Sarah Dodge, vice president of government affairs for the
National Association of Truck Stop Operators, said the study would be
completed in September or October.
But Bill Kearney, a spokesman for the National Academy of
Sciences, in a telephone interview said there "is no study at this
point." There have been discussions with a House committee, Kearney
said, but no decision has been made and no money provided for a study.
Moreover, the academy would be unlikely to do a cost-benefit analysis.
"We would stick to the science," he said.
Most of the state weights and measures officials who attended
the Chicago meeting voted against or abstained from voting on
temperature adjustment at the conference’s meeting in July. Three of
the five committee members did as well.
Nevertheless, progress was made on the technical issues, which were once seen as major concerns.

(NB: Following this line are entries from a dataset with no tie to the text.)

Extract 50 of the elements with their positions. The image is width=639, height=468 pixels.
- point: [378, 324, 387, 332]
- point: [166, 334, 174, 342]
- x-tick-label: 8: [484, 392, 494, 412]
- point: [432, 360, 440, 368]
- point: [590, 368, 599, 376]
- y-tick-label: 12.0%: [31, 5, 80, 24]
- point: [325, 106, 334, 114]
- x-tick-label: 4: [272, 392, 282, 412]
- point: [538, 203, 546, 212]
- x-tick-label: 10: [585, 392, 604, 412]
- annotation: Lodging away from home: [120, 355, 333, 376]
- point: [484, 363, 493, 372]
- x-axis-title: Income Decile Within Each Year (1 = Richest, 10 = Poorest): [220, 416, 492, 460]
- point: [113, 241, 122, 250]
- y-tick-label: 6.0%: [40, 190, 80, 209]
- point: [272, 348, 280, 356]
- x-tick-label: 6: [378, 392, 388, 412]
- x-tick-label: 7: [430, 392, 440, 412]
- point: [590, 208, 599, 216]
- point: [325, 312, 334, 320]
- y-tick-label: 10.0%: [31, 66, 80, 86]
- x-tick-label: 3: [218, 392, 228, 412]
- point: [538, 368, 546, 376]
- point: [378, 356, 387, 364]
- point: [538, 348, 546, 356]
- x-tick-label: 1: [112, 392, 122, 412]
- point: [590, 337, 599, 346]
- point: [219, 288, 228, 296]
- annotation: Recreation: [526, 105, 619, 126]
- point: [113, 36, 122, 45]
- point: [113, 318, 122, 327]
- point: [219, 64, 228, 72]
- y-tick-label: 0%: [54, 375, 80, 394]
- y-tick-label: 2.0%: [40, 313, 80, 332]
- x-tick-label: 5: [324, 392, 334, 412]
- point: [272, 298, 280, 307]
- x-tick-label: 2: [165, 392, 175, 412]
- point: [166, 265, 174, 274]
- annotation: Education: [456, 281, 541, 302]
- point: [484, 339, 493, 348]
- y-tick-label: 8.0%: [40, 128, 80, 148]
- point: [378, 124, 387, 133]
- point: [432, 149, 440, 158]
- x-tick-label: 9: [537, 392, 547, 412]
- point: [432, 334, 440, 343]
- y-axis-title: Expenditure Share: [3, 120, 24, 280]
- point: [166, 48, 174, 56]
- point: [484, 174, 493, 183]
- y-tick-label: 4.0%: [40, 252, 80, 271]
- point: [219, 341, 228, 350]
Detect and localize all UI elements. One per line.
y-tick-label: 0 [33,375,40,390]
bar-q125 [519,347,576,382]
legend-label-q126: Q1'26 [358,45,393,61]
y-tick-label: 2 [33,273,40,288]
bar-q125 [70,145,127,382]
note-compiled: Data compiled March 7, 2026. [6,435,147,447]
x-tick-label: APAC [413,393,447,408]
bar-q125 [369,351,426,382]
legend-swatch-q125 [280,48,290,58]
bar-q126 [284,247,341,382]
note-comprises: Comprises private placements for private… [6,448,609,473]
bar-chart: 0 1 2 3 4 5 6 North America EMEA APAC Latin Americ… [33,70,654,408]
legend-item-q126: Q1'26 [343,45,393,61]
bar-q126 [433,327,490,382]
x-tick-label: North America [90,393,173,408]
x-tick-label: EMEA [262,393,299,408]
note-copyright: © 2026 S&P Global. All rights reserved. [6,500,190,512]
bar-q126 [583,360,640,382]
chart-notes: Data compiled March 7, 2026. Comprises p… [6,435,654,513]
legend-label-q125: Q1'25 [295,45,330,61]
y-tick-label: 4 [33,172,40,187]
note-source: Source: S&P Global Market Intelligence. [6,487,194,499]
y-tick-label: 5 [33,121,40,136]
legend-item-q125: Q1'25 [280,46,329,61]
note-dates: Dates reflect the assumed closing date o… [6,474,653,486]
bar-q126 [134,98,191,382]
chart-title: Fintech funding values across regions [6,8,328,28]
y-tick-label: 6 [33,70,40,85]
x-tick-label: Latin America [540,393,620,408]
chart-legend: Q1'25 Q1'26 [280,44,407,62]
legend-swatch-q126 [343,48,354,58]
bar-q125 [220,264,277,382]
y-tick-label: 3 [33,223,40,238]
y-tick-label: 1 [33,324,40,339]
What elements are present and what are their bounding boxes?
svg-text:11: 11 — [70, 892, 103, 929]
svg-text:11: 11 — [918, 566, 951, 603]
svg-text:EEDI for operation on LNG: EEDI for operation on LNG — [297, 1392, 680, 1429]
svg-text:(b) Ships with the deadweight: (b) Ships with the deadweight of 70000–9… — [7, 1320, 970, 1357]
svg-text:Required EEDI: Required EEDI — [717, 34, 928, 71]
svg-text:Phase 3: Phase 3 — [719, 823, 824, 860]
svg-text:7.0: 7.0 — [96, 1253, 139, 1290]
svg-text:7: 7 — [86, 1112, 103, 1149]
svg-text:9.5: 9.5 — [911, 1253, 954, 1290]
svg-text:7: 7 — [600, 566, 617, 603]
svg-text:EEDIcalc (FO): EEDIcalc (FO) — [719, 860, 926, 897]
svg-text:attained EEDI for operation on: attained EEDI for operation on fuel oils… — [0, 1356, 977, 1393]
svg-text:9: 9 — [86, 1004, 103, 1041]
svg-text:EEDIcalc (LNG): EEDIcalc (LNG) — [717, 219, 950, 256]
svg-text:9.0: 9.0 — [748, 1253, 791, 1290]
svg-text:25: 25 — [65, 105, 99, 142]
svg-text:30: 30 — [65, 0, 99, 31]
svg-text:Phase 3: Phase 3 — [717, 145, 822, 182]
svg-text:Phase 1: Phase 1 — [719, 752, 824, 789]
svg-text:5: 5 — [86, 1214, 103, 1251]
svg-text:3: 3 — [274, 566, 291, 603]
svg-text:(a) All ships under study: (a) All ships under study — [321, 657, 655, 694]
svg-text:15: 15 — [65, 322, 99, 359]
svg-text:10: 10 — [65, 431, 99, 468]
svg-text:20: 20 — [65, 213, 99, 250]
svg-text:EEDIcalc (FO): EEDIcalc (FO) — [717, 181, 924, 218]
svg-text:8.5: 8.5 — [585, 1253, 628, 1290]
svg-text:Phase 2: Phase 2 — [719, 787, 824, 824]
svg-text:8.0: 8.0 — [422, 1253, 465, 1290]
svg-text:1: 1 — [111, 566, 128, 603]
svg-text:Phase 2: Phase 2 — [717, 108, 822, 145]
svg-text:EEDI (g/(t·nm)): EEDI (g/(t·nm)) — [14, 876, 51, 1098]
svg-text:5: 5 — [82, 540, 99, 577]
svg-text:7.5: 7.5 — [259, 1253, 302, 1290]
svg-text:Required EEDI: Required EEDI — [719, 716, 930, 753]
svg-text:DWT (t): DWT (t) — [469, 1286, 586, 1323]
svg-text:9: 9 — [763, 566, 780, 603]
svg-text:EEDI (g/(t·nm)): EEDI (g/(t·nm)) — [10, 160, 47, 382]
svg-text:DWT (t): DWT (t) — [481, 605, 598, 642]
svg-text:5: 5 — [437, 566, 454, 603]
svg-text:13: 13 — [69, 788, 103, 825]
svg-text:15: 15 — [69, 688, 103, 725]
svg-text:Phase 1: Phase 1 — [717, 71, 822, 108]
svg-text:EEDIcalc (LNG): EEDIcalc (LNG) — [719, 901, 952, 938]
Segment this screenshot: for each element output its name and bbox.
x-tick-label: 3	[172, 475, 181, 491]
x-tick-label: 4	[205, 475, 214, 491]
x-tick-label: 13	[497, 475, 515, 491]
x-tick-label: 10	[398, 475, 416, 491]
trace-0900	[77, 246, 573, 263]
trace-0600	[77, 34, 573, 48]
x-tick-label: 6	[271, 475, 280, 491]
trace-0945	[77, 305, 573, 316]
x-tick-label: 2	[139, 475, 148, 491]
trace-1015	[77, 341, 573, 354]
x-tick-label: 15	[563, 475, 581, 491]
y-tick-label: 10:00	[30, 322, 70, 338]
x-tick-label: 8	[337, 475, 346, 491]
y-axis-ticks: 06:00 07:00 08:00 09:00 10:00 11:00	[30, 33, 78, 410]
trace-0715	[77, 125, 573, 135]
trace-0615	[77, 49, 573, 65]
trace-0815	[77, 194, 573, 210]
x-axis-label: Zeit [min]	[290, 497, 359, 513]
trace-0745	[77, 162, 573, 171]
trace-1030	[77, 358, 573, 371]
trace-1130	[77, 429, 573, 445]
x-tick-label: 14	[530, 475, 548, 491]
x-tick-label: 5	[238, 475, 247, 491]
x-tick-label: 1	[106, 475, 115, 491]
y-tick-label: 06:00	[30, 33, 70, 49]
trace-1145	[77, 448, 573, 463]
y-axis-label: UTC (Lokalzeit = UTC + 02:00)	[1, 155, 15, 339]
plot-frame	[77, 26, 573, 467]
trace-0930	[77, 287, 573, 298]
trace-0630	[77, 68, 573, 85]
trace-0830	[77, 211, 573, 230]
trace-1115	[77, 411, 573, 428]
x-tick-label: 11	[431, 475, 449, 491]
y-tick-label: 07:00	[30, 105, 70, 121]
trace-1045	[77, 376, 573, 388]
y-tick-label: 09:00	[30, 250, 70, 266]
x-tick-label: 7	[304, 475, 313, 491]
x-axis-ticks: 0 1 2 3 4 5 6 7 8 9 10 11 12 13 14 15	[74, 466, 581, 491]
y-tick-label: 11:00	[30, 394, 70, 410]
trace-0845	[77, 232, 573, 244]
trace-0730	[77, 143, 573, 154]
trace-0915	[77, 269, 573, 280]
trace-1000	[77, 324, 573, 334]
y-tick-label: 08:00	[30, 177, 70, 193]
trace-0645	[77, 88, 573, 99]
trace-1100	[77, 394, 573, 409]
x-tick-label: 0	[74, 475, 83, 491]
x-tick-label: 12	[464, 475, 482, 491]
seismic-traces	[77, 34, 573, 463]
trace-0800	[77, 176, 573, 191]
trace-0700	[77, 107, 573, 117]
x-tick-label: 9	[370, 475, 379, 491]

One committee member’s recent trip to Canada, which has been
adjusting fuel for temperature for about 20 years, settled concerns
about the inspections. The only additional equipment required by an
inspector would be a $250 thermometer, and the additional time needed
was not as much as expected.
"We can do this easily," said Ross Andersen, the head of New
York state’s weights and measures department and a member of the
The density of fuel was also viewed at the July annual meeting
as a major problem because fuel can have different densities, which
affects the adjustment needed for hot fuel. That was solved by
recommending that an average be used.
The committee did struggle with reaching a recommendation on
whether the fix for hot fuel should be mandatory or voluntary. That
issue probably will be left to the national conference and its regional
The committee’s meeting wrapped up Wednesday morning with
encouragement for everyone involved to share views, including those
representing consumers and independent truckers.
Judy Cardin, chairwoman of the National Conference on Weights
and Measures, said all viewpoints were needed on what is considered the
major issue facing the conference.
"Thank you all for being here," she said. "This clearly is not an easy decision."